Quest’ultimo elemento è correlato ad una profonda accettazione dell’altro, in modo “non condizionato” dalle nostre aspettative, sospendendo qualsiasi forma di giudizio o pregiudizio nei suoi confronti, altrimenti la nostra capacità di aiutarlo è compromessa. Ora, questo non è sempre umanamente possibile, ma è bene avere la consapevolezza che è l’obiettivo a cui tendere se vogliamo essere davvero di aiuto agli altri.
Come è possibile riuscire a non essere giudicanti all’interno di un setting terapeutico? La prima cosa è sforzarsi di immaginare il mondo quale lo vede l’altra persona. E’ un mondo caratterizzato da valori, atteggiamenti e convinzioni che non coincidono necessariamente con i nostri.
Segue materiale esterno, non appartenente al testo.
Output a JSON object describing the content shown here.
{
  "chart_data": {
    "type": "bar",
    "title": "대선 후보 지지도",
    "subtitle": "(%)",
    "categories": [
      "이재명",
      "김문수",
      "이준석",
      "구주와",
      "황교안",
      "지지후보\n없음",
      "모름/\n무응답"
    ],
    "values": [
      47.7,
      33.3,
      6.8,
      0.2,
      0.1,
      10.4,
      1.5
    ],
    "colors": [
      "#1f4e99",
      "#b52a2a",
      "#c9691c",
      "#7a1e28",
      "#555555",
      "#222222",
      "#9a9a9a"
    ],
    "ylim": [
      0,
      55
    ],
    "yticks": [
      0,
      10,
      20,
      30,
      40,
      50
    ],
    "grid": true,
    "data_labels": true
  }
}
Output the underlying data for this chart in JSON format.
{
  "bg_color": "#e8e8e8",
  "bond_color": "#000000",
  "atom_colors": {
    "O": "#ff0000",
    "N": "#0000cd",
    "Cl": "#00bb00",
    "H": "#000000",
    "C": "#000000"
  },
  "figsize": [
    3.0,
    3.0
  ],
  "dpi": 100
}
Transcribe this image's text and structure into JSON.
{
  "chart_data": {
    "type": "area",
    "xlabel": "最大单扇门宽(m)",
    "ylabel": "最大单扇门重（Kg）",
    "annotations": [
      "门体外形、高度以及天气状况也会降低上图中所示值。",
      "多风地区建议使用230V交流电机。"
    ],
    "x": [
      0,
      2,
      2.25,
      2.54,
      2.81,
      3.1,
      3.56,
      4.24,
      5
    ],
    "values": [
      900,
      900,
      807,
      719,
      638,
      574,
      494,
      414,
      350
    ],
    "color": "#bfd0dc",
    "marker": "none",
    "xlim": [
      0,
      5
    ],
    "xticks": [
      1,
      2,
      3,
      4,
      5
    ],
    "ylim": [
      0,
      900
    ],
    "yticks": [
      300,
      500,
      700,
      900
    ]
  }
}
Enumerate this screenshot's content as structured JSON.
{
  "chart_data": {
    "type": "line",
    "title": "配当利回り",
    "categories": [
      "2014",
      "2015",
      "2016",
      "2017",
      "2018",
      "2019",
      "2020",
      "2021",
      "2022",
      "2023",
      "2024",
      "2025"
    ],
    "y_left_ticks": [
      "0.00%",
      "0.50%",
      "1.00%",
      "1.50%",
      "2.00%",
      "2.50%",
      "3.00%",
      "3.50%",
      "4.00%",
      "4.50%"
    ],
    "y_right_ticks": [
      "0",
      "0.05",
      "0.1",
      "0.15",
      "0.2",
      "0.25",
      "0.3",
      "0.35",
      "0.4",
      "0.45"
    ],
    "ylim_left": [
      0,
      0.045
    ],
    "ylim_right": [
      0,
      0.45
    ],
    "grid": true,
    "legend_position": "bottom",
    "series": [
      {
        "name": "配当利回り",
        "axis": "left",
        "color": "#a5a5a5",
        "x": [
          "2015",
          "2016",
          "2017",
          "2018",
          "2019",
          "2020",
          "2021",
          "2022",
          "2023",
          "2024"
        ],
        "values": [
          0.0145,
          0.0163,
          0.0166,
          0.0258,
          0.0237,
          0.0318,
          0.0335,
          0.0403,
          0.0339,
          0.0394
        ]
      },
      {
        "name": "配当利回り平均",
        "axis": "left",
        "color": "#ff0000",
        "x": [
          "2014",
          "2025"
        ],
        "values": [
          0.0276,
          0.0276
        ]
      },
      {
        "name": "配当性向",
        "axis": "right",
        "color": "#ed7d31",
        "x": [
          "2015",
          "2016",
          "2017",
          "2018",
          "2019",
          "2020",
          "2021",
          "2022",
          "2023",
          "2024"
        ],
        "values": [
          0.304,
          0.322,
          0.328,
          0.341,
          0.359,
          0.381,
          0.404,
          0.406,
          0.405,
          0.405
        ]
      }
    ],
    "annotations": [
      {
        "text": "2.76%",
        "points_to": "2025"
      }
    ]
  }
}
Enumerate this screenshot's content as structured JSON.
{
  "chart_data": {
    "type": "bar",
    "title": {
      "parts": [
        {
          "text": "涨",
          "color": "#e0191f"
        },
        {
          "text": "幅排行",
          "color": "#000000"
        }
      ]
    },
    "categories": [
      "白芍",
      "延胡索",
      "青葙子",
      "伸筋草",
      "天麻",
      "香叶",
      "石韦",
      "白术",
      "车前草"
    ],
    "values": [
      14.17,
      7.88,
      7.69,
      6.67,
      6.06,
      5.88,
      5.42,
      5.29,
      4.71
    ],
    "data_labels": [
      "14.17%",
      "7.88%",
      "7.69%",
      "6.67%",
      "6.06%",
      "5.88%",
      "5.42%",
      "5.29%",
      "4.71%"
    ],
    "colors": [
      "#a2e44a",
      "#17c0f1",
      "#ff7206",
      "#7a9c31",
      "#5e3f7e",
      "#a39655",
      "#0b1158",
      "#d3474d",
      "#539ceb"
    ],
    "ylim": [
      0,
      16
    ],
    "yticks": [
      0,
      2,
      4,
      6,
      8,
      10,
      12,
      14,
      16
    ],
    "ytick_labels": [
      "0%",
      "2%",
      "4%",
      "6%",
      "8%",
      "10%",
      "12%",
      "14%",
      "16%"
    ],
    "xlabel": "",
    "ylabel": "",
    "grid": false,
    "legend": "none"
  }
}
Entrare in questo mondo, può rivelarsi difficile, e giudizi su atteggiamenti e valori potrebbero essere automatici, ma è necessario saperli mettere comunque da parte, in modo da lasciare all’altra persona tutto lo spazio che le serve per esprimere i suoi vissuti emotivi di “segno negativo”. E allo stesso tempo è importante essere “congruenti”, ovvero, intraprendere una relazione d’aiuto non significa indossare i panni di qualcuno che non si è, assumere un ruolo salvifico o travestirci di un’identità che non è la nostra. Al contrario, occorre essere autenticamente noi stessi (congruenti), affinché l’altro si possa fidare di noi.